Once you have this all set up and working, then mrjob makes it very easy to run a MapReduce job with EMR. Using the same MRMostUsedWord example as above, the command line invokation to run with EMR is:

In [ ]:
python -r emr some_file.txt > most_used_word.out

3. MapReduce exercises

MapReduce schematic
[Image from [](]

Below are two practice problems to get the hang of writing MapReduce algorithms. Remember, you will be writing these programs in separate files that you run from the command line. You are welcome to try out EC2, but these are small datasets and it will generally be much faster to run locally.

3.1 Anagram finder

First, grab the file word_list.txt. This contains a list of six-letter words that I dumped from my spellchecker. To keep things simple, all of the words consist of lower-case letters only.

In [ ]:
word_list = [word.strip() for word in open("word_list.txt").readlines()]
print "{0} words in list".format(len(word_list))
print "First ten words: {0}".format(", ".join(word_list[0:10]))

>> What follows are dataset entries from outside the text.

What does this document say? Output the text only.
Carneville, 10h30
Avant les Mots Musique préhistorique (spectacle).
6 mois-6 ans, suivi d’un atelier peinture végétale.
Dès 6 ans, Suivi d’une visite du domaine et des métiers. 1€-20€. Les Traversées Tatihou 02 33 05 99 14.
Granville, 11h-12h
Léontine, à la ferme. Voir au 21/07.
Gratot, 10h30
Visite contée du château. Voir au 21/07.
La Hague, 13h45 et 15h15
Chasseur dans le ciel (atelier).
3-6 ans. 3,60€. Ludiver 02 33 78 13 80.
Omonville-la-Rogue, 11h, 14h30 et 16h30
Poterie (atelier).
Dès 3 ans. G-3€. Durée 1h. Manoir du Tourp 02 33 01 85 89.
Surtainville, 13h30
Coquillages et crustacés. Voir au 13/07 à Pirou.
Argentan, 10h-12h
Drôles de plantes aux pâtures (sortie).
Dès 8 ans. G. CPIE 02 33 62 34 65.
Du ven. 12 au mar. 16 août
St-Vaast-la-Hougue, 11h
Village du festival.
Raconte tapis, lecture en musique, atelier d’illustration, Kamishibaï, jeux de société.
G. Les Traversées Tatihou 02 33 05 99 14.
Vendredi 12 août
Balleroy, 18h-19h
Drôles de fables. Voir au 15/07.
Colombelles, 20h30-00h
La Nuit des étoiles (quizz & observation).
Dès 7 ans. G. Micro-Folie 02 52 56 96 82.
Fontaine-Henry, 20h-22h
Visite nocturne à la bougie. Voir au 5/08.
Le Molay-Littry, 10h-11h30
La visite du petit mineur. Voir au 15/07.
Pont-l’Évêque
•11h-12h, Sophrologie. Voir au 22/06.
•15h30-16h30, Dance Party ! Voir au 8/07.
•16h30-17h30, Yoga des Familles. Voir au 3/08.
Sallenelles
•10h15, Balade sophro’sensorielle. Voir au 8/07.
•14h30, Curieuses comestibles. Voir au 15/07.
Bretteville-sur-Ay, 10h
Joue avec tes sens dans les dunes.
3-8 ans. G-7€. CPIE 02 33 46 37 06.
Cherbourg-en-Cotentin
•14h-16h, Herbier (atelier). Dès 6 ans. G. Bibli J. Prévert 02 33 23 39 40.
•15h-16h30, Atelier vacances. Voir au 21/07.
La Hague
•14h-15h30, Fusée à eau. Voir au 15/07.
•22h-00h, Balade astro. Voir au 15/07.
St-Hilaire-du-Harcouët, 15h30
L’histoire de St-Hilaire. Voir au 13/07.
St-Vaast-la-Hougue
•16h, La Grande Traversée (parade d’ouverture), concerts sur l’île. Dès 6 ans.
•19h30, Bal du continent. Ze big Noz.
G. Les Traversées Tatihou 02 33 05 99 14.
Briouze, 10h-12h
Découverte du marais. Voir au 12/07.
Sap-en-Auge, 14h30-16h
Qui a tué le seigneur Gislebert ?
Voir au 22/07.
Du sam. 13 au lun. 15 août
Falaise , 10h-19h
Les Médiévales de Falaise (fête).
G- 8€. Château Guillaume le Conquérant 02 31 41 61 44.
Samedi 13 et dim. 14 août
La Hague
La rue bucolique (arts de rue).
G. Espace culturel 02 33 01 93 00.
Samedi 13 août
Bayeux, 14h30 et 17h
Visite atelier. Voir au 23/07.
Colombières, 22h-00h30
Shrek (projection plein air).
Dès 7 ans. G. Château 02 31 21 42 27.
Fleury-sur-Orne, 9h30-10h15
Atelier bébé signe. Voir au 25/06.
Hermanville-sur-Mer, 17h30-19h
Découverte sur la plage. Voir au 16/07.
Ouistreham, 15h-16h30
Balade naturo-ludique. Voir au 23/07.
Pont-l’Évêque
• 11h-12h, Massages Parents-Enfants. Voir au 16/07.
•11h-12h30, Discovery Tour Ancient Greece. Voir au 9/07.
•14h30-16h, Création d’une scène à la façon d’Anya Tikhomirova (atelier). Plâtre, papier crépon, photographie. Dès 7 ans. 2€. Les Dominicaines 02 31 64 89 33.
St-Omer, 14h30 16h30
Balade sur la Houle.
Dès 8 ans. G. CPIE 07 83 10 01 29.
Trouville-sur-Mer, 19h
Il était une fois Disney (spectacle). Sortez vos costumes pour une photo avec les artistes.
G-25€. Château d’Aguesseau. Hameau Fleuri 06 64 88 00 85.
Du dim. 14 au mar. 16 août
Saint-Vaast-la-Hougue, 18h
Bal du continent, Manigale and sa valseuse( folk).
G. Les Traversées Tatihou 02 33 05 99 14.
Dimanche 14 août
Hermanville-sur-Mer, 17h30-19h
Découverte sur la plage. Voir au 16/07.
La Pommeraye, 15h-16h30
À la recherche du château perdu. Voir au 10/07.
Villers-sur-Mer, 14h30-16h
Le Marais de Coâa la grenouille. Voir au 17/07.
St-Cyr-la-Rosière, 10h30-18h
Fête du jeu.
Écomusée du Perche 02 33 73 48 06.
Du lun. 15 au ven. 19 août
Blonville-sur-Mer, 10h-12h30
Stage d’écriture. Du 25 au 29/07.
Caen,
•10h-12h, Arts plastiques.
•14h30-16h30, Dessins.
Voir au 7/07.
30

Use mrjob to write a class that finds all anagrams in word_list.txt.

UPDATE: My solution to exercise 3.1

3.2 Friends don't let friends root for the Cardinals

Cardinals v. Red Sox

For the next problem, download the file baseball_friends.csv. Each row of this csv file contains the following:

  • A person's name
  • The team that person is rooting for -- either "Cardinals" or "Red Sox"
  • A list of that person's friends, which could have arbitrary length

Let's take a look at one line:

In [ ]:
friends = open("baseball_friends.csv").readlines()
print friends[0].strip()
print len(friends[0].split(",")) - 2

This line tells us that Aaden is a Red Sox friend and he has 65 friends, who are all listed here. For this problem, it's safe to assume that all of the names are unique and that the friendship structure is symmetric (i.e. if Alannah shows up in Aaden's friends list, then Aaden will show up in Alannah's friends list).

Write an mrjob class that lists each person's name, their favorite team, the number of Red Sox fans they are friends with, and the number of Cardinals fans they are friends with.

After running that program, we can look at the results to get an idea of the absurdly simple model that I used to generate the input csv file. You might need to modify the code below if the format of your output file doesn't quite match mine.

In [ ]:
import pandas as pd
import json

# Read results.
result_file = "baseball_friends.out"
result = [[json.loads(field) for field in line.strip().split('\t')] for line in open(result_file)]

# Break out columns.
names = [x[0] for x in result]
teams = [x[1][0] for x in result]
redsox_count = [x[1][1] for x in result]
cardinals_count = [x[1][2] for x in result]

# Combine in data frame.
result = pd.DataFrame(index=names, data={'teams': teams, 'redsox_count': redsox_count, 
                                         'cardinals_count': cardinals_count})
In [ ]:
%matplotlib inline
import matplotlib.pyplot as plt
from matplotlib import rcParams
rcParams['figure.figsize'] = (10, 6)
rcParams['font.size'] = 14

# Average number of friends by affiliation.
print result.groupby('teams').mean()

# Histogram the affiliations of people who are friends of Red Sox fans.
plt.hist(result.redsox_count[result.teams == "Red Sox"], label="Red Sox friend Red Sox")
plt.hist(result.cardinals_count[result.teams == "Red Sox"], label="Red Sox friend Cardinals")
plt.xlabel('number of friends')